SB2024062504 - Improper Neutralization in Intel Arc & Iris Xe Graphics - WHQL - Windows Drivers

Published: June 25, 2024

Security Bulletin ID SB2024062504
CSH Severity
Low
Patch available
YES
Number of vulnerabilities 1
Exploitation vector Adjecent network
Highest impact Code execution

Breakdown by Severity

Low 100%
  • Low
  • Medium
  • High
  • Critical

Description

This security bulletin contains information about 1 vulnerability.


1) Improper Neutralization (CVE-ID: CVE-2024-21864)

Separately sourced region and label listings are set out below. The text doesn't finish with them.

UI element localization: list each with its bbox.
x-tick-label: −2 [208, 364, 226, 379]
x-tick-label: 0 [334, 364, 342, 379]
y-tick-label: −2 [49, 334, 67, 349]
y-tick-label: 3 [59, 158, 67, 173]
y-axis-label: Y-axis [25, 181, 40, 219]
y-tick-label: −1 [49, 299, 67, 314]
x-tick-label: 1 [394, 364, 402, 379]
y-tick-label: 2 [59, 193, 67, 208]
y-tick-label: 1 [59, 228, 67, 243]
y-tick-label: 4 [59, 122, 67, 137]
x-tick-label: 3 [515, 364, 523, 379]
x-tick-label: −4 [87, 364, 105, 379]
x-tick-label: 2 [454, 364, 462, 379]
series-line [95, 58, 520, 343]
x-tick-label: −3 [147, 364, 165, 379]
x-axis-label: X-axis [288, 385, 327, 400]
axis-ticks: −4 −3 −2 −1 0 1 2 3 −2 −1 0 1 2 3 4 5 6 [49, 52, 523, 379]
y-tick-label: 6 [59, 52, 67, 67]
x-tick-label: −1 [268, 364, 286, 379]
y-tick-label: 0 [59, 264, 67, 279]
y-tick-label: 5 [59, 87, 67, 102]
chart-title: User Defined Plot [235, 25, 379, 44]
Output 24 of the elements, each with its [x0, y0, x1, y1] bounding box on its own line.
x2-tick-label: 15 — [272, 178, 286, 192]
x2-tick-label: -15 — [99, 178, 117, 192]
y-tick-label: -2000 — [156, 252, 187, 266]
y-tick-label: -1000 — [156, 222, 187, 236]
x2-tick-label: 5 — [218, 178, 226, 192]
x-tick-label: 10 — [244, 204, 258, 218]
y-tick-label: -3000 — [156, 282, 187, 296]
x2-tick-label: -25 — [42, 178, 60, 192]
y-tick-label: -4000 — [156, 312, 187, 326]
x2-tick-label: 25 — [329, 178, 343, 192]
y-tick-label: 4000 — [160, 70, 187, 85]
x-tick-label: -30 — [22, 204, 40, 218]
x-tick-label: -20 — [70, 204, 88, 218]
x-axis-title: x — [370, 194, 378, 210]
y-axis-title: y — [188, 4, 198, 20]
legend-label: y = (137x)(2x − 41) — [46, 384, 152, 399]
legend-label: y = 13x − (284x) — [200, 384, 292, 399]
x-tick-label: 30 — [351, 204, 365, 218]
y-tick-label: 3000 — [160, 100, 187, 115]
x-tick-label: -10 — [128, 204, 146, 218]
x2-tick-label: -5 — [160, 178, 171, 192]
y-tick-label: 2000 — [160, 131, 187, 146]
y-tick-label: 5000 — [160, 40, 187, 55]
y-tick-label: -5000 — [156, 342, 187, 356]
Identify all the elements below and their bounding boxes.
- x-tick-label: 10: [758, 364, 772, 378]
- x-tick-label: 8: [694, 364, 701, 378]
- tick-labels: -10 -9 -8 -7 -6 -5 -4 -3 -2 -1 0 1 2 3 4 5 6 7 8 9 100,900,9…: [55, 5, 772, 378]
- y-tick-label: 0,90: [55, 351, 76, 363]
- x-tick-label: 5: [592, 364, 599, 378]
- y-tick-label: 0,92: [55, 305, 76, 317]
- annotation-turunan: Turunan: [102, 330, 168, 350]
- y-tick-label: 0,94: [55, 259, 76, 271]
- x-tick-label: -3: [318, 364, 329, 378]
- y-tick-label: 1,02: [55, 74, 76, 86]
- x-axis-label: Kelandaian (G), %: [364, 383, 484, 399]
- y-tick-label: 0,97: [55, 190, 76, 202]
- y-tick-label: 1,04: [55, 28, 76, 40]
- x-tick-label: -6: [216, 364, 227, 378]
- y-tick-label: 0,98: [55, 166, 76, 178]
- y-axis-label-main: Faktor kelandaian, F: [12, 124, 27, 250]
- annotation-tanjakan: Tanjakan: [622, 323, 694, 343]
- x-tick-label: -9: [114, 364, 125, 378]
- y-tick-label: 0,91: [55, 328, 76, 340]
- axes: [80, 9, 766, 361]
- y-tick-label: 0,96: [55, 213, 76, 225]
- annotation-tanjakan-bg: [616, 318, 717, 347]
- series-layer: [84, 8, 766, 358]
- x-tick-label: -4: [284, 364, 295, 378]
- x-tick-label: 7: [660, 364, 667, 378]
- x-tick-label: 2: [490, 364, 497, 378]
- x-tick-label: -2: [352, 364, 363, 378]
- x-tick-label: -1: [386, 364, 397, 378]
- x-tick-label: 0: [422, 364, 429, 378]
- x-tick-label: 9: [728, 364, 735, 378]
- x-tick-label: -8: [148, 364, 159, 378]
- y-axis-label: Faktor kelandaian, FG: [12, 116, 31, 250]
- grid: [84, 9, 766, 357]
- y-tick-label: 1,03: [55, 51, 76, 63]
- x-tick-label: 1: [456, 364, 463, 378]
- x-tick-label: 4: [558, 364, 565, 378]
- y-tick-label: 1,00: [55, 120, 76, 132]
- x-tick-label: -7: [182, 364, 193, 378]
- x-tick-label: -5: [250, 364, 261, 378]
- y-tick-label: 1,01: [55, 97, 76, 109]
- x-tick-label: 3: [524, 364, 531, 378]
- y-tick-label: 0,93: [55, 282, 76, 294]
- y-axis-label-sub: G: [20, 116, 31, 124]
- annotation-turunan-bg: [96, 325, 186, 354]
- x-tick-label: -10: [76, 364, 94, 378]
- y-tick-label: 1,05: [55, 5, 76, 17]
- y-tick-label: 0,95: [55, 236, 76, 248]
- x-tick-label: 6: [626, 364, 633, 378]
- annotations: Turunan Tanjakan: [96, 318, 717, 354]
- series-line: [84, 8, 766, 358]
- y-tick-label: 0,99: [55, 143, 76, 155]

CWE-ID: CWE-74 - Improper Neutralization of Special Elements in Output Used by a Downstream Component ('Injection')

CVSSv4: CVSS:4.0/AV:A/AC:L/AT:P/PR:N/UI:A/VC:L/VI:H/VA:H/SC:N/SI:N/SA:N/E:U/U:Clear


The vulnerability allows an attacker in adjacent network to escalate privileges on the system.

The vulnerability exists due to an improper neutralization. An unauthenticated attacker can trigger the vulnerability to enable privilege escalation via adjacent network access.


Remediation

Install update from vendor's website.